Are you picky enough? Maybe not...
Hey, I found this on a yahoo article page. Very interesting find about the role of effort in gender selection. It's written for women, but it's interesting for guys to know how this works.
Check it out:
Why Taking Initiative Will Score You the Guy You Really Want
On our quest to figure out what works (and doesn't) when it comes to meeting men we like, we tend to make very crude gender generalizations. For example, men are shameless w----s who find all women desirable, while ladies are finicky and particular, only accepting dates and sexual invitations from men who fit what they want long-term.
But what if those assumptions aren't due to biology, but to socialization? A recent study by Finkel & Eastwick revealed that dating might be very different if we didn't expect guys to be "men of action," asking for our number, inviting us out, initiating the kiss. If women were the ones doing the approaching and the choosing, perhaps we would be happier with the men we met.
The team tracked 350 college students taking part in speed dating. Traditionally the men get up and circulate the girls (women mustn't move, they have purses, the researchers explain) and when this was the case the men were consistently more smitten with the girls. However, when women were forced to get up and make the rounds, while men sat and looked pretty, the opposite was true.

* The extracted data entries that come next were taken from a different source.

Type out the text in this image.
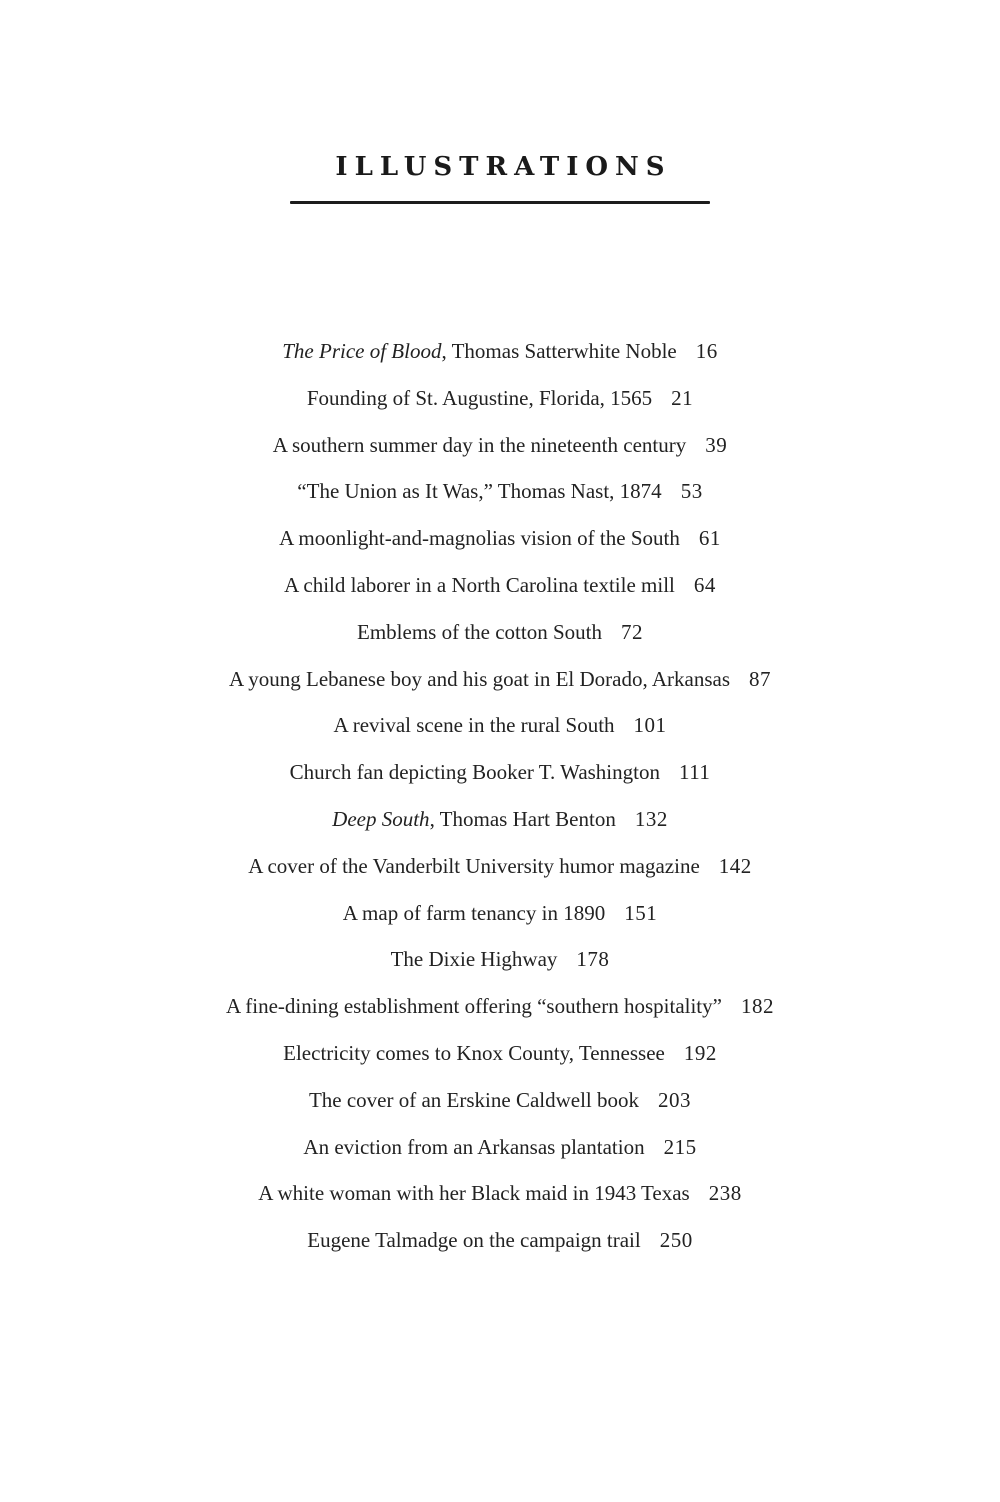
ILLUSTRATIONS
The Price of Blood, Thomas Satterwhite Noble 16
Founding of St. Augustine, Florida, 1565 21
A southern summer day in the nineteenth century 39
“The Union as It Was,” Thomas Nast, 1874 53
A moonlight-and-magnolias vision of the South 61
A child laborer in a North Carolina textile mill 64
Emblems of the cotton South 72
A young Lebanese boy and his goat in El Dorado, Arkansas 87
A revival scene in the rural South 101
Church fan depicting Booker T. Washington 111
Deep South, Thomas Hart Benton 132
A cover of the Vanderbilt University humor magazine 142
A map of farm tenancy in 1890 151
The Dixie Highway 178
A fine-dining establishment offering “southern hospitality” 182
Electricity comes to Knox County, Tennessee 192
The cover of an Erskine Caldwell book 203
An eviction from an Arkansas plantation 215
A white woman with her Black maid in 1943 Texas 238
Eugene Talmadge on the campaign trail 250
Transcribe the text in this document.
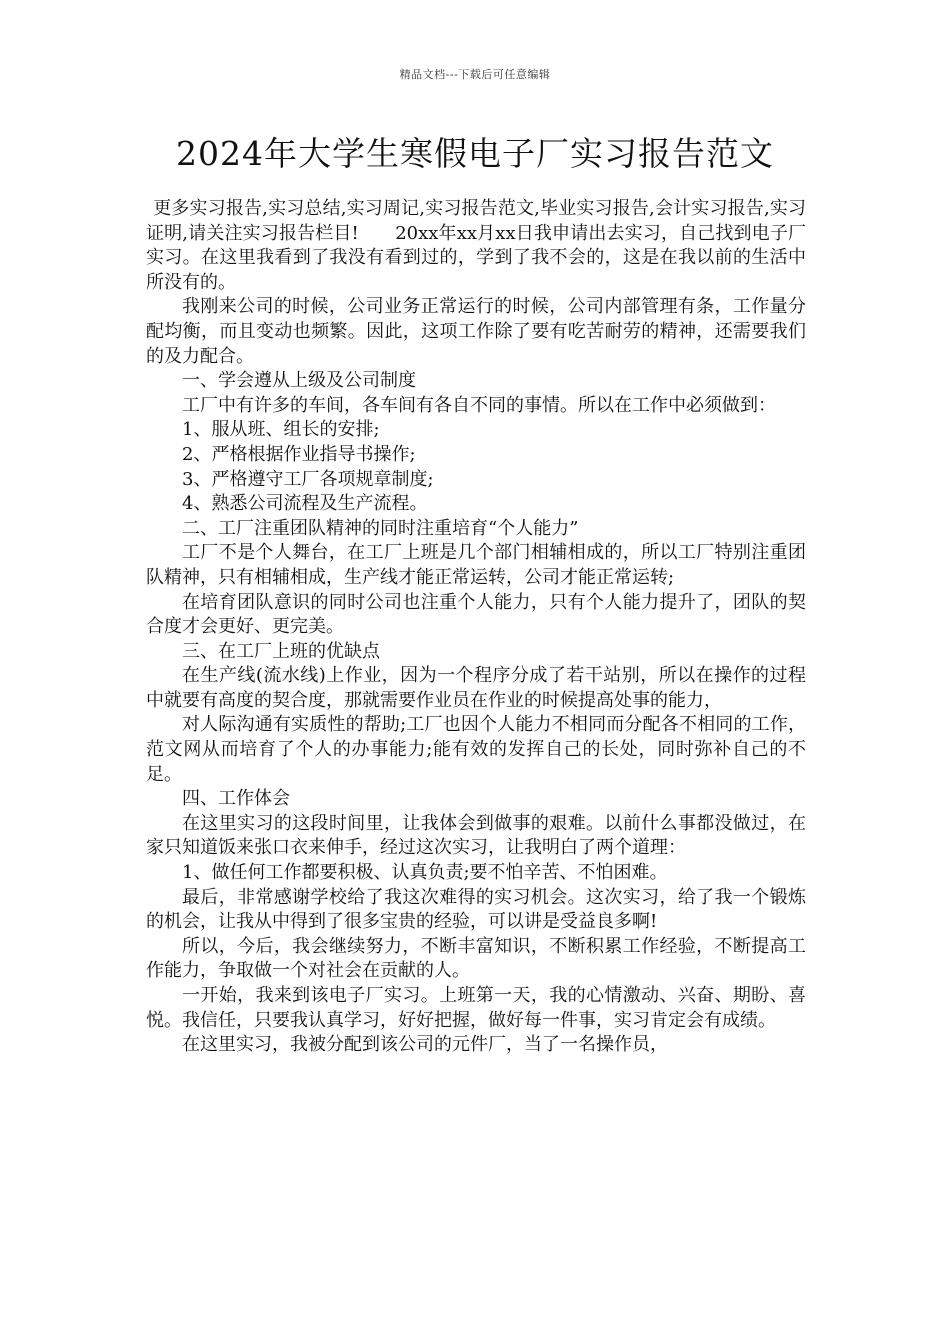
精品文档---下载后可任意编辑
2024年大学生寒假电子厂实习报告范文

更多实习报告,实习总结,实习周记,实习报告范文,毕业实习报告,会计实习报告,实习证明,请关注实习报告栏目!　　20xx年xx月xx日我申请出去实习，自己找到电子厂实习。在这里我看到了我没有看到过的，学到了我不会的，这是在我以前的生活中所没有的。

我刚来公司的时候，公司业务正常运行的时候，公司内部管理有条，工作量分配均衡，而且变动也频繁。因此，这项工作除了要有吃苦耐劳的精神，还需要我们的及力配合。

一、学会遵从上级及公司制度

工厂中有许多的车间，各车间有各自不同的事情。所以在工作中必须做到：

1、服从班、组长的安排;

2、严格根据作业指导书操作;

3、严格遵守工厂各项规章制度;

4、熟悉公司流程及生产流程。

二、工厂注重团队精神的同时注重培育“个人能力”

工厂不是个人舞台，在工厂上班是几个部门相辅相成的，所以工厂特别注重团队精神，只有相辅相成，生产线才能正常运转，公司才能正常运转;

在培育团队意识的同时公司也注重个人能力，只有个人能力提升了，团队的契合度才会更好、更完美。

三、在工厂上班的优缺点

在生产线(流水线)上作业，因为一个程序分成了若干站别，所以在操作的过程中就要有高度的契合度，那就需要作业员在作业的时候提高处事的能力，

对人际沟通有实质性的帮助;工厂也因个人能力不相同而分配各不相同的工作，范文网从而培育了个人的办事能力;能有效的发挥自己的长处，同时弥补自己的不足。

四、工作体会

在这里实习的这段时间里，让我体会到做事的艰难。以前什么事都没做过，在家只知道饭来张口衣来伸手，经过这次实习，让我明白了两个道理：

1、做任何工作都要积极、认真负责;要不怕辛苦、不怕困难。

最后，非常感谢学校给了我这次难得的实习机会。这次实习，给了我一个锻炼的机会，让我从中得到了很多宝贵的经验，可以讲是受益良多啊!

所以，今后，我会继续努力，不断丰富知识，不断积累工作经验，不断提高工作能力，争取做一个对社会在贡献的人。

一开始，我来到该电子厂实习。上班第一天，我的心情激动、兴奋、期盼、喜悦。我信任，只要我认真学习，好好把握，做好每一件事，实习肯定会有成绩。

在这里实习，我被分配到该公司的元件厂，当了一名操作员，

The researchers found that the speed daters who approached their partners relative to those who stayed sitting would experience a greater romantic desire and chemistry toward their partners, and were more likely to respond, 'Yes, I would see this person again' to their partners. In other words, the people who rotated from person to person were less selective than those sitting, regardless of which gender was doing the rotating.
So what can we glean from this? That if we aren't finding any good men it's perhaps because we're not pursuing enough of them? Speed-dating scholars (didn't know those existed, did ya?) aren't jumping to conclusions, except to say that more research is needed to determine if choosiness is gendered or not. In the meantime, we're going with the best of both worlds: actively pursuing a lot of men, so we're likely to find one we like, and assuming that most men find us attractive (a little self-confidence can't hurt, right).